For a person who is newly diagnosed with dementia, the diagnosis will not ‘unlock’ services, unless, say, certain certain social care criteria are met, certain nursing ‘continuing healthcare’ criteria are met, a person becomes eligible for residential care settings, or so forth. The aim that a means-tested social care system can be clamped onto a universal healthcare system, free at the point of delivery, inevitably sounds like a ‘lemon car’.

For a person with a new diagnosis of dementia, a NHS patient who wants to live better with dementia can find himself (or herself) locked into the medical model of dementia. In other words, the ‘treatment’ on offer are some drugs, which are not terribly effective for some, and do not actually slow down progression, for dementia, the most common of which is Alzheimer’s disease.

This money could be better spent in promoting living better with dementia, from a workforce which can promote dealing with the social model of disability, such as reablement or rehabilitation. This means divesting from the huge budget for drugs for dementia, towards ways of promoting wellbeing, the key statutory aim of the Care Act (2014). This means giving social care practitioners the correct tools the job, including training (such as Skills for Care or specialist dementia-oriented vocational skills).

The way in which the NHS negotiates the diagnosis of dementia is very often a farce. A GP is expected to make a diagnosis of dementia given very limited time and resources, and may not himself (or herself) feel very comfortable in distinguishing the common types of dementia anyway (such as vascular, Alzheimer’s, diffuse lewy body disease). The patient with a suspected diagnosis may end up with a memory clinic, psychogeriatricians, acute medicine or medicine for the elderly, and so on; and even some in secondary care may not wish to ‘offend’ the diagnosis given in primary care, however unsure.

Of course, it’s not feasible that all dementias can go through a lumbar puncture, sophisticated brain scanning, or elaborate psychometry; and nor indeed is this clinically desirable. On the other hand, one has to worry at the large volume of potential incorrect diagnoses of dementia which are currently going unchecked, which is doing neither patients nor the medical profession favours. Current ‘clinical leaders’ in dementia have resoundingly failed to address this fundamental issue.

This is where I strongly commend to you Sir Muir Gray’s work.

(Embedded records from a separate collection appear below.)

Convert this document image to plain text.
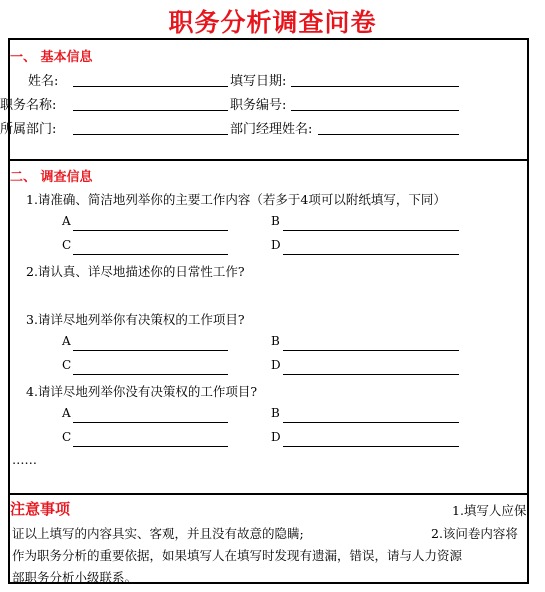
职务分析调查问卷
一、 基本信息
姓名:	填写日期:
职务名称:	职务编号:
所属部门:	部门经理姓名:
二、 调查信息
1.请准确、简洁地列举你的主要工作内容（若多于4项可以附纸填写，下同）
A	B
C	D
2.请认真、详尽地描述你的日常性工作?
3.请详尽地列举你有决策权的工作项目?
A	B
C	D
4.请详尽地列举你没有决策权的工作项目?
A	B
C	D
……
注意事项	1.填写人应保
证以上填写的内容具实、客观，并且没有故意的隐瞒;	2.该问卷内容将
作为职务分析的重要依据，如果填写人在填写时发现有遗漏，错误，请与人力资源
部职务分析小级联系。
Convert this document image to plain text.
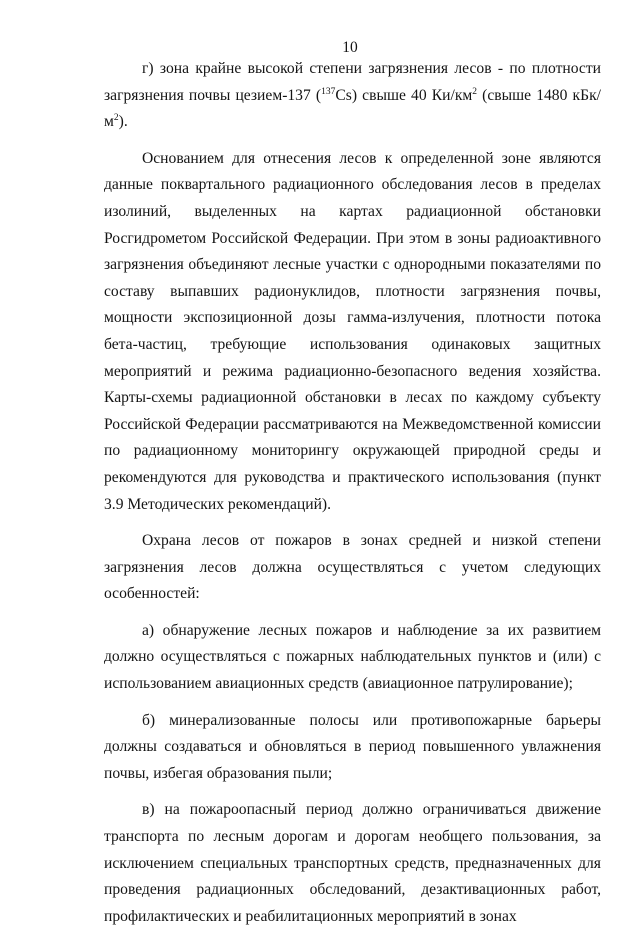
10

г) зона крайне высокой степени загрязнения лесов - по плотности загрязнения почвы цезием-137 ($^{137}$Cs) свыше 40 $Ки/км^2$ (свыше 1480 кБк/$м^2$).

Основанием для отнесения лесов к определенной зоне являются данные поквартального радиационного обследования лесов в пределах изолиний, выделенных на картах радиационной обстановки Росгидрометом Российской Федерации. При этом в зоны радиоактивного загрязнения объединяют лесные участки с однородными показателями по составу выпавших радионуклидов, плотности загрязнения почвы, мощности экспозиционной дозы гамма-излучения, плотности потока бета-частиц, требующие использования одинаковых защитных мероприятий и режима радиационно-безопасного ведения хозяйства. Карты-схемы радиационной обстановки в лесах по каждому субъекту Российской Федерации рассматриваются на Межведомственной комиссии по радиационному мониторингу окружающей природной среды и рекомендуются для руководства и практического использования (пункт 3.9 Методических рекомендаций).

Охрана лесов от пожаров в зонах средней и низкой степени загрязнения лесов должна осуществляться с учетом следующих особенностей:

а) обнаружение лесных пожаров и наблюдение за их развитием должно осуществляться с пожарных наблюдательных пунктов и (или) с использованием авиационных средств (авиационное патрулирование);

б) минерализованные полосы или противопожарные барьеры должны создаваться и обновляться в период повышенного увлажнения почвы, избегая образования пыли;

в) на пожароопасный период должно ограничиваться движение транспорта по лесным дорогам и дорогам необщего пользования, за исключением специальных транспортных средств, предназначенных для проведения радиационных обследований, дезактивационных работ, профилактических и реабилитационных мероприятий в зонах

Watch it for yourself here.

It should be on everyone’s RADAR for anyone involved in dementia care to think about what is most likely to produce the best outcomes from the current expenditure. Replacing drugs with innovative drugs is not likely to be the answer; however replacing drugs with social prescribed interventions, such as iPods for residents in care homes, is likely to be constitute a better outcome for wellbeing.

With 850,000 people approximately in the UK with dementia, there’s a good sample size on which to operate a programme budget of sufficient power to make a difference to the service.

“Productivity” is not a particularly helpful paradigm for dementia care, whereas it might be useful in a hip replacement; unless one is thinking about a reduction in production of infections or falls in a nursing home. The mantra of “effectiveness” is probably best understood in terms of “cost effectiveness”, and the money spent by NHS England on diagnosis compared to the money spent elsewhere in the system on post-diagnostic support must be cause for alarm.

Vascular dementia is a common type of dementia across all age groups, and factors which impact on this tend to be the ones which impact on general cardiovascular health; such as diet, smoking, blood pressure. If we know where and how many patients exist who might be particularly at risk for such vascular conditions, such as some Bangladeshis in parts of the country, we might be able to provide a programme-based medical approach more tailored to patients’ needs on a systems and programme level.

And the inequality and inequity in the systems are massive problems. It should not be case there should be such Russian Roulette in the provision of dementia services according to eligibility from local authorities. Persons wanting to live better with dementia, and carers are not focused on how delivery of care will be delivered by institutions; they form part of a dynamic network, can learn off one another in behaviours, skills and knowledges, and can make decisions, sometimes with professionals, about the things which might improve their health and social care. This doesn’t just include physical or mental health; but might include advice on assistive technology, ambient technology, design, transport, or housing (where the policy of ‘dementia friendly communities’ to promote independent living has made substantial inroads) are all highly valued.

Now is the time to be cruel to be kind. As Sir Muir Gray rightly says, “Disinvest to invest”.